Hear Smashing Pumpkins’ Guitar-Saturated Rager ‘One and All’
Smashing Pumpkins kick off their latest single, “One and All,” with a deep wash of grungy guitar distortion and never back off from it on the track, which will appear on the band’s upcoming record, Monuments to an Elegy. Like the other eight tunes on the record, the hard-rocking “One and All” features the drumming of Mötley Crüe’s Tommy Lee bashing his way through Billy Corgan and Jeff Schroeder’s murky mires of guitar and the singer’s lyrics about feeling young.
“I basically sang the whole song the first time I wrote it,” Corgan told HuffPost Entertainment, which premiered the song. “It had written itself.”
The Pumpkins began work on Monuments to an Elegy, as well as another LP titled Day for Night, earlier this year with intended 2015 release dates. Now that Monuments is slated to come out on December 9th of this year, Corgan told HuffPost he plans on scheduling a tour around the record release. Previously, the band shared the song “Being Beige” from the record, which is part of the group’s mega-album Teargarden by Kaleidyscope, a suite of albums that began with 2010’s Songs for a Sailor, included 2012’s Oceania and will end with Day for Night.

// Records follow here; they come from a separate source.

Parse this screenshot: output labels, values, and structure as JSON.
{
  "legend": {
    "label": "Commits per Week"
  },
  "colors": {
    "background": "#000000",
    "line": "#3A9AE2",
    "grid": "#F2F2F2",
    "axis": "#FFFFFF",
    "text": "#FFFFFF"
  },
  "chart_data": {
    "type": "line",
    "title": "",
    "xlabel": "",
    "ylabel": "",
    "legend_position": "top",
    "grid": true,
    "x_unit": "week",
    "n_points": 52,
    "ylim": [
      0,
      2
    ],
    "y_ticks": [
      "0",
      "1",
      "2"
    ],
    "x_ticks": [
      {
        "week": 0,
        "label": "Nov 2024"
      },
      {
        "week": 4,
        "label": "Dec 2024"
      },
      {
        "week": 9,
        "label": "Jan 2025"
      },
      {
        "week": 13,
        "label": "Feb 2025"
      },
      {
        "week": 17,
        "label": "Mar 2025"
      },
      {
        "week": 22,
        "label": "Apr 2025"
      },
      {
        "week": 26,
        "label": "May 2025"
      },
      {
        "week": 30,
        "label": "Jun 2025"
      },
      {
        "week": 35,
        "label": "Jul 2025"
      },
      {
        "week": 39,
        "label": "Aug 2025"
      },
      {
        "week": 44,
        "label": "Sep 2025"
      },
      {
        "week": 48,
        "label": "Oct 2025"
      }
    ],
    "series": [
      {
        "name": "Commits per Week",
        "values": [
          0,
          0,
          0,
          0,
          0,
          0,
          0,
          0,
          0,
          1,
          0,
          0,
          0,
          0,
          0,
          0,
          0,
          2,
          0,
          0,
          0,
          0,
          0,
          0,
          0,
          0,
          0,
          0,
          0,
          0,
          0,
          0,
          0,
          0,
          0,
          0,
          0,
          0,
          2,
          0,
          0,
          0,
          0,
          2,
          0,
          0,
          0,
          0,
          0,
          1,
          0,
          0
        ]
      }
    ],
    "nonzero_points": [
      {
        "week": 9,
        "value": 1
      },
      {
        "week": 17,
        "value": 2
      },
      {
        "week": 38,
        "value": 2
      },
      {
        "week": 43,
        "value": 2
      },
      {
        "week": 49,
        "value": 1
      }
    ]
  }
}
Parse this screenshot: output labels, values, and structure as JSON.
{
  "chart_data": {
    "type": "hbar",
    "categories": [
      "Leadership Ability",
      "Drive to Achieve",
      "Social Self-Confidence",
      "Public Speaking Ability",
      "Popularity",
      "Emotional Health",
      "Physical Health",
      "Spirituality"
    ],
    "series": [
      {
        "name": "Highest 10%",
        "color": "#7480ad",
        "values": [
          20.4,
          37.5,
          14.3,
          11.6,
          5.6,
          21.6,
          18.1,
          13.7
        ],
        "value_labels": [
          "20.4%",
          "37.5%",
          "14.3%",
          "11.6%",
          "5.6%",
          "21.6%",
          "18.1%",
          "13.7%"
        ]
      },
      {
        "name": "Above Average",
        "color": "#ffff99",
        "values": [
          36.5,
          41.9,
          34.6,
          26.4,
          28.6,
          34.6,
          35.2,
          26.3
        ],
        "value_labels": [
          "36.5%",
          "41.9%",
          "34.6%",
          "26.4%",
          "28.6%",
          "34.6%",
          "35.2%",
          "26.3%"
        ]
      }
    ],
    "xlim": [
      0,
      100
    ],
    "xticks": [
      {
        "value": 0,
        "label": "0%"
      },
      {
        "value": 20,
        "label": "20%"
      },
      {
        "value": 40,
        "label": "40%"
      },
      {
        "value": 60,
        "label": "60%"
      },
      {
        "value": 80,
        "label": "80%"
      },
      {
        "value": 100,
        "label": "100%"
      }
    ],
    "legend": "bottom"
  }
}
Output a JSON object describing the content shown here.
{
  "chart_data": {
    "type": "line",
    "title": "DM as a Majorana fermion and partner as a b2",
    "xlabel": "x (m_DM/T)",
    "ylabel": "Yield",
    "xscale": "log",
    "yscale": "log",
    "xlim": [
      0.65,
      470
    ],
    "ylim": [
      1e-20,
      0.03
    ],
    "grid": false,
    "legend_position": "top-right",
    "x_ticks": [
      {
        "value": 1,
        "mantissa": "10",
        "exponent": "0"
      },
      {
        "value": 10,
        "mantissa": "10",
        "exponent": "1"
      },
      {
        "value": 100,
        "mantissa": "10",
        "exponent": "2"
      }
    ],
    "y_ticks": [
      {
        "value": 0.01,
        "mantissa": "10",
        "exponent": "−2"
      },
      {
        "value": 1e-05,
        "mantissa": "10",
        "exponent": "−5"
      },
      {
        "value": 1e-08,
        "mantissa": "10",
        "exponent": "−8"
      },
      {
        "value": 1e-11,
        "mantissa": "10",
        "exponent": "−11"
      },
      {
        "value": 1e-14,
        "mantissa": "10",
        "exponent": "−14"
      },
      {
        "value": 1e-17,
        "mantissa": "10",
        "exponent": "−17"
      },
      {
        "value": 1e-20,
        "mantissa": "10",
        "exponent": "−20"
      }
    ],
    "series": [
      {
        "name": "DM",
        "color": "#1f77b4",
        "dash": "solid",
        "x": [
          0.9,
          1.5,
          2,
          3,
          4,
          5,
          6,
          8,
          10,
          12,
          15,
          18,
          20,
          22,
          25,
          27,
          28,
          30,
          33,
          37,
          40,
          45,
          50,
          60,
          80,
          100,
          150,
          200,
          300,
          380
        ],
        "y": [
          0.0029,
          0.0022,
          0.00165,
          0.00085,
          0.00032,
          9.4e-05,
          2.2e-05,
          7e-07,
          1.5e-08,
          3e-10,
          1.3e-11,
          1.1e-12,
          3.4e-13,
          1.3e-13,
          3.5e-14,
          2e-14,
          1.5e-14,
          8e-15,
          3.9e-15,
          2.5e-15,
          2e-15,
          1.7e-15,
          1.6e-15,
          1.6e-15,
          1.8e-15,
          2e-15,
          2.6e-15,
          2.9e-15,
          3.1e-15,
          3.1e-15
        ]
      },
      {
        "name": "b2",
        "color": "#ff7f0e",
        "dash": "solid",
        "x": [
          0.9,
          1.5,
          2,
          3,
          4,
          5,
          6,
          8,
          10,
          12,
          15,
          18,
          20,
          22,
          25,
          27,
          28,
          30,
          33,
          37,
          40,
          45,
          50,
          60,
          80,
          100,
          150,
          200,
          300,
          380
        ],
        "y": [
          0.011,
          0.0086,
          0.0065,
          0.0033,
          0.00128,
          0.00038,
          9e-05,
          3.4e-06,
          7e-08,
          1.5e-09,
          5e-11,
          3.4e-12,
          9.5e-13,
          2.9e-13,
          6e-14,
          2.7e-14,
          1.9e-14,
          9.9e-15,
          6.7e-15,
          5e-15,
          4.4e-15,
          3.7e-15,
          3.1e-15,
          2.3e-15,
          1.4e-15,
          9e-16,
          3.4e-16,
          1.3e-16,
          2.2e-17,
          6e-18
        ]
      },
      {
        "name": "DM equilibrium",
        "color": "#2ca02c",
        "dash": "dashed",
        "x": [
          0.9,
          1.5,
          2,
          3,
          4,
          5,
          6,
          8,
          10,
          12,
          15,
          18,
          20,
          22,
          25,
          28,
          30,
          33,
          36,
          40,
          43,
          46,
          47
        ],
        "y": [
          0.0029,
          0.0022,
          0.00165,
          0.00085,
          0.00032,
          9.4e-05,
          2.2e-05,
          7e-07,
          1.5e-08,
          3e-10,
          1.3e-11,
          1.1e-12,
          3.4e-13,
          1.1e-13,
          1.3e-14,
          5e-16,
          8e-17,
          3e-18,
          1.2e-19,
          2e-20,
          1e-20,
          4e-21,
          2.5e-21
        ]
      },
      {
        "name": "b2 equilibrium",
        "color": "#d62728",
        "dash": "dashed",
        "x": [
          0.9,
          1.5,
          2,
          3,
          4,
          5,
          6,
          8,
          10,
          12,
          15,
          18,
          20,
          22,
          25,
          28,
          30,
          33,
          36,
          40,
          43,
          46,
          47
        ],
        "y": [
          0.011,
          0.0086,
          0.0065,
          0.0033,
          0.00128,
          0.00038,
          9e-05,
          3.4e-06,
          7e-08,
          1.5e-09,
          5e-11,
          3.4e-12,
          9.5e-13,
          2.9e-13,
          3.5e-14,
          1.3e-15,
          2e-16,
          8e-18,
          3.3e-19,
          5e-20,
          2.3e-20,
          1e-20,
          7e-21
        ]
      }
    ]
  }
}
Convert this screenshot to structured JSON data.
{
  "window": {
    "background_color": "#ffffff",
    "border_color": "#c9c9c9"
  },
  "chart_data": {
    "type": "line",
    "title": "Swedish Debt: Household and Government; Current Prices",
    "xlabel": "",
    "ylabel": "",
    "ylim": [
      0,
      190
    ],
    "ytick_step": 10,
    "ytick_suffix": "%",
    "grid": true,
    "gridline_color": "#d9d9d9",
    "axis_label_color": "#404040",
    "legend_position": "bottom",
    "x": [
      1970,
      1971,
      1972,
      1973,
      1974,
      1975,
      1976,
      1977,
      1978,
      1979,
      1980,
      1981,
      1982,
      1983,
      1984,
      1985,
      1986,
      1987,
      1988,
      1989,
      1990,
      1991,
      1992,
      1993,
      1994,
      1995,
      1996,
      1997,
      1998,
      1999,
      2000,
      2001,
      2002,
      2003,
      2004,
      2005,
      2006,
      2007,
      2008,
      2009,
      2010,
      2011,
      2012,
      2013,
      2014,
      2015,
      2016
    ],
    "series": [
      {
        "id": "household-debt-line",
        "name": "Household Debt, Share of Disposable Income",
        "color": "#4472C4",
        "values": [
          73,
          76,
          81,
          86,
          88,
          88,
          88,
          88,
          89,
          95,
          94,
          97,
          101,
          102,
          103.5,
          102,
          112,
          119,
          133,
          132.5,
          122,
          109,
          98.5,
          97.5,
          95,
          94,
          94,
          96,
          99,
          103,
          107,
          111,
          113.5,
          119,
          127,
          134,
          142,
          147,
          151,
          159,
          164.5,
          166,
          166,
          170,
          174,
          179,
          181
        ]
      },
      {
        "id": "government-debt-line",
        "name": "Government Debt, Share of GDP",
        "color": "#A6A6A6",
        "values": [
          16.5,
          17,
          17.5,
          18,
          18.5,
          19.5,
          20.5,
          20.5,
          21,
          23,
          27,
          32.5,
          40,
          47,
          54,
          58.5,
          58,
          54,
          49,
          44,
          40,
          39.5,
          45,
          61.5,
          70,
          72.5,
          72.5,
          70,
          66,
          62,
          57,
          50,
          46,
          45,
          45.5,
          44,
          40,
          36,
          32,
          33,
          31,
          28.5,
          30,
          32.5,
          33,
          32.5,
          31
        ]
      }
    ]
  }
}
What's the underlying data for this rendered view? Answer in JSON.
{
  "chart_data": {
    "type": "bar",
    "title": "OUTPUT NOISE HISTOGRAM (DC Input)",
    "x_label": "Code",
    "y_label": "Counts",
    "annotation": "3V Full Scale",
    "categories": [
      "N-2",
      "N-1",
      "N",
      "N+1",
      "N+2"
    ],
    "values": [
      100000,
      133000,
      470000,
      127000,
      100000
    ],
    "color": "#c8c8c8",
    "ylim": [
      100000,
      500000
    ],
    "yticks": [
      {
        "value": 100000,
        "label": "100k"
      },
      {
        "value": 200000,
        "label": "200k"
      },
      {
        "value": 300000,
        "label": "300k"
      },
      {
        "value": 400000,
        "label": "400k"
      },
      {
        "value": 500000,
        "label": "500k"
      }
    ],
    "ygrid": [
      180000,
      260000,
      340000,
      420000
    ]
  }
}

The group is still working on Day for Night. In a recent post to the Pumpkins’ official site, Corgan wrote that making the album has become an arduous process. “Day for Night, I’ve claimed, is to be something different, advanced somehow in its pop-rock-dark-glory,” he said. “Good: in theory; hard to execute; and that’s nobody’s fault but my own.” And in another, he wrote, “My goal now is to make a better record than the one I’m making, which is weird because if you heard this record as it stands, it’s quite good. But everyone knows: quite good don’t mean squat in the wild west.”